China, the world’s largest auto market, has been posting slowing auto sales throughout the year, prompting apocalyptic scenarios of carmakers losing their massive profits that came with almost no effort on their behalf.
But top automotive executives have now turned a page and see the Chinese market mostly going through a more normal process of stabilization following years of double digit growth that turned the country into the biggest global auto market ahead of the United States. For example, Nissan’s chief executive officer Carlos Ghosn commented Wednesday he did not see any clouds over the longer-term potential of the Chinese economy. “I think this is a temporary slowdown,” said the manager, also the CEO of French partner Renault and head of the alliance. “The economy in China has been growing so fast, from time to time it needs a period to retune. That’s what’s taking place today,” he added in an interview on the sidelines of the Tokyo Motor Show.

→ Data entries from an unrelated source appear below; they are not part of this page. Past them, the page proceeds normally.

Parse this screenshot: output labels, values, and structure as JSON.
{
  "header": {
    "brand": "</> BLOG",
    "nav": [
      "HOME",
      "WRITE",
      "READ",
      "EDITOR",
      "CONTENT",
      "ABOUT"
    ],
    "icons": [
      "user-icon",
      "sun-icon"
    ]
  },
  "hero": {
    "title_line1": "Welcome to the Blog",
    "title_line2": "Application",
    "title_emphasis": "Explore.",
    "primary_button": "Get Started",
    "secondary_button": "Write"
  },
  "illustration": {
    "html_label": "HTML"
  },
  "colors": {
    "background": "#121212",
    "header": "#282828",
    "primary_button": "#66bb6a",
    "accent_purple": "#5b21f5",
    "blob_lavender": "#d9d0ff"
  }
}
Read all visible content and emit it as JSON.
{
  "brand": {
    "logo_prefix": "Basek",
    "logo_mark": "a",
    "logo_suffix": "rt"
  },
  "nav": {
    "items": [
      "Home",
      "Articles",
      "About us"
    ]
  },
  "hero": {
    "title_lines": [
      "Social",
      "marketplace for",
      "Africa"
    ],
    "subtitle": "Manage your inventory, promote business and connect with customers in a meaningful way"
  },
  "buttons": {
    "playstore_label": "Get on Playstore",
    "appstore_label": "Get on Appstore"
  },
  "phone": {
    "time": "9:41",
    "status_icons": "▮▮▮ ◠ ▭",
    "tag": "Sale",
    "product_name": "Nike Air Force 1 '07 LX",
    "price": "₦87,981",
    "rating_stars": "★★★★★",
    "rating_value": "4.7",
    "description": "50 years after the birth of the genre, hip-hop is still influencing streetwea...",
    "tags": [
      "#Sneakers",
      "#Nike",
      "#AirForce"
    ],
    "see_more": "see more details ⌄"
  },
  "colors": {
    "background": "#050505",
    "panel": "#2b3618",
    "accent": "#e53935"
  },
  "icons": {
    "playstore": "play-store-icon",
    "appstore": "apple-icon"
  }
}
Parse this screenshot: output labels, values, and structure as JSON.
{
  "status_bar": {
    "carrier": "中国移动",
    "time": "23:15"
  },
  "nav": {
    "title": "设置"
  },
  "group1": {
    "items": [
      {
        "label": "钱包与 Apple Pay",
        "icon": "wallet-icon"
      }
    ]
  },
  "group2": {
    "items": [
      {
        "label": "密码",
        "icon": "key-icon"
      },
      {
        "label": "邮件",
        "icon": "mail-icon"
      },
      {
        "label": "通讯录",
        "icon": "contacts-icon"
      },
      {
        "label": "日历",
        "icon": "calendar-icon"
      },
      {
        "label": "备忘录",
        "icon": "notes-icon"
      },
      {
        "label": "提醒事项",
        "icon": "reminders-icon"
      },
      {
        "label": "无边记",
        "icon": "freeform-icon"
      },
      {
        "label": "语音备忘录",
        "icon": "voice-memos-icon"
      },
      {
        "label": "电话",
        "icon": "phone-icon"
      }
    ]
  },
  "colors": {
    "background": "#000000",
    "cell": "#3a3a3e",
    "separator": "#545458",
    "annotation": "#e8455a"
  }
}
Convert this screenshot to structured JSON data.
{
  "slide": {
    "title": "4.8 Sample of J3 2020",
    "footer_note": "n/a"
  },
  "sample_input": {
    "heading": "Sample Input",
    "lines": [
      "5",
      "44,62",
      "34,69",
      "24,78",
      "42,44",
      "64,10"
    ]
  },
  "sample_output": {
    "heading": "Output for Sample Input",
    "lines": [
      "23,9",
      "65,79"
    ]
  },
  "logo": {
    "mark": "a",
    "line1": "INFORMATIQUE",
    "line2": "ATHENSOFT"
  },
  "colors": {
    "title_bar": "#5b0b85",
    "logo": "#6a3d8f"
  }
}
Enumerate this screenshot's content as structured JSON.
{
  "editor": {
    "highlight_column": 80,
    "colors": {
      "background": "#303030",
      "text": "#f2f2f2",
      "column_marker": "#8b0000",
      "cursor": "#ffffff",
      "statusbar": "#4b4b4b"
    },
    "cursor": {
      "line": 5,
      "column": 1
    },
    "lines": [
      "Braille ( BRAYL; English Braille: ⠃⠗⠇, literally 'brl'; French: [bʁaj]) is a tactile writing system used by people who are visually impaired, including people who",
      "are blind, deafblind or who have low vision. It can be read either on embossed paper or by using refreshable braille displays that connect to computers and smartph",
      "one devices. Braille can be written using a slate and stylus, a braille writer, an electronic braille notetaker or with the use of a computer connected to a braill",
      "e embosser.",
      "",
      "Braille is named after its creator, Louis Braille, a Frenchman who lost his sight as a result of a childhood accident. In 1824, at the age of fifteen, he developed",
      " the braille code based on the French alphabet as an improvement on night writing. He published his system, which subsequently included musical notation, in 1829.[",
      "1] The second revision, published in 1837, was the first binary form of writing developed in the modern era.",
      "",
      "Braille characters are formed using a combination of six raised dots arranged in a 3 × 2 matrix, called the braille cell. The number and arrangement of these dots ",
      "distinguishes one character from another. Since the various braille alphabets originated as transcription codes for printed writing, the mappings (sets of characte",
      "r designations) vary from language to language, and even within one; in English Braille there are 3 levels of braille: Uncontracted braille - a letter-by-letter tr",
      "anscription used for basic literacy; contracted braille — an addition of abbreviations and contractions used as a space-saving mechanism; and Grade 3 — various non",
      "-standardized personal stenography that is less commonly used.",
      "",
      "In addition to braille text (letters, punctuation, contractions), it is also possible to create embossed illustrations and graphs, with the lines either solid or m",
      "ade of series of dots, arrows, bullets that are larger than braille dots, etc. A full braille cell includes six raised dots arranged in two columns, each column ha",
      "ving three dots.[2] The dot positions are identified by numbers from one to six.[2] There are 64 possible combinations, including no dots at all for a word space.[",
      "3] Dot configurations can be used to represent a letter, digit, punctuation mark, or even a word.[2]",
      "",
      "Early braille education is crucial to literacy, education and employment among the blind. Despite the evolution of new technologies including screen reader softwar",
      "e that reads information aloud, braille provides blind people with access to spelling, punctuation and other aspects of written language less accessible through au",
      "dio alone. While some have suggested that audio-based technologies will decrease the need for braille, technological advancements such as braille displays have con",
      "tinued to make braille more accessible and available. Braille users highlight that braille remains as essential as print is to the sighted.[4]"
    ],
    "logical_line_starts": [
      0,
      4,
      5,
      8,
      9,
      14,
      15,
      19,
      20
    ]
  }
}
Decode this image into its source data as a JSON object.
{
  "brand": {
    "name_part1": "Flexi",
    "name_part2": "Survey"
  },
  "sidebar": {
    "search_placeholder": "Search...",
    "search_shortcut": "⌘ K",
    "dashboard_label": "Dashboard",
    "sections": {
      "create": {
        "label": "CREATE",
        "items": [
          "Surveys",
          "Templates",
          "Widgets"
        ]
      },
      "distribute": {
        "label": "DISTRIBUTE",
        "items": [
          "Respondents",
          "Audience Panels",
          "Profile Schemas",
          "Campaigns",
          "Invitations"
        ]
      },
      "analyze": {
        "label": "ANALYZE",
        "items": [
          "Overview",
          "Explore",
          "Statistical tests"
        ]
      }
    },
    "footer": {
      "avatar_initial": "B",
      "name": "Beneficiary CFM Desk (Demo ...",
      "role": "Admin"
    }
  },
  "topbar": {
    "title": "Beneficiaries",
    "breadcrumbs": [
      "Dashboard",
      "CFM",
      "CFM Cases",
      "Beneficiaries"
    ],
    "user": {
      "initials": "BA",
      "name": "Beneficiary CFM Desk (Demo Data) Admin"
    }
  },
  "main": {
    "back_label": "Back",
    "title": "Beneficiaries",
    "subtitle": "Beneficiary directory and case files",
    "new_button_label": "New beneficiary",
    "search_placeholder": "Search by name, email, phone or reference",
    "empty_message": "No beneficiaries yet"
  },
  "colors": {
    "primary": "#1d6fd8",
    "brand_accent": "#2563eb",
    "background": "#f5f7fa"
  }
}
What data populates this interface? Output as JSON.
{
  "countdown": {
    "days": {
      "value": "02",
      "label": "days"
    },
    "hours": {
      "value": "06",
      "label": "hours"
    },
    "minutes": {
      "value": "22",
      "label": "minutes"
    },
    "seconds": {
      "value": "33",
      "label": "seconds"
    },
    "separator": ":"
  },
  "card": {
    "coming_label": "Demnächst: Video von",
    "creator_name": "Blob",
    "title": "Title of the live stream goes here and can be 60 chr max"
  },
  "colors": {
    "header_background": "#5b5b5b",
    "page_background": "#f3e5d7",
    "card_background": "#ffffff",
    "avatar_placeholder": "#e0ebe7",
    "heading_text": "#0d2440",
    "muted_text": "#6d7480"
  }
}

Another major automotive executive head – Volkswagen AG’s chief of the namesake brand – Herbert Diess – corroborated the view in saying he did not believe demand for vehicles in China had reached its peak. “The market in China has probably shifted from the big, major cities to smaller areas where there is more demand for mobility and cars,” he commented also on the sidelines of the Tokyo Motor Show. Chinese auto sales soared for the first time in half a year back in September, with the year-to-date growth rate at a meager 0.3 percent, the slowest in years.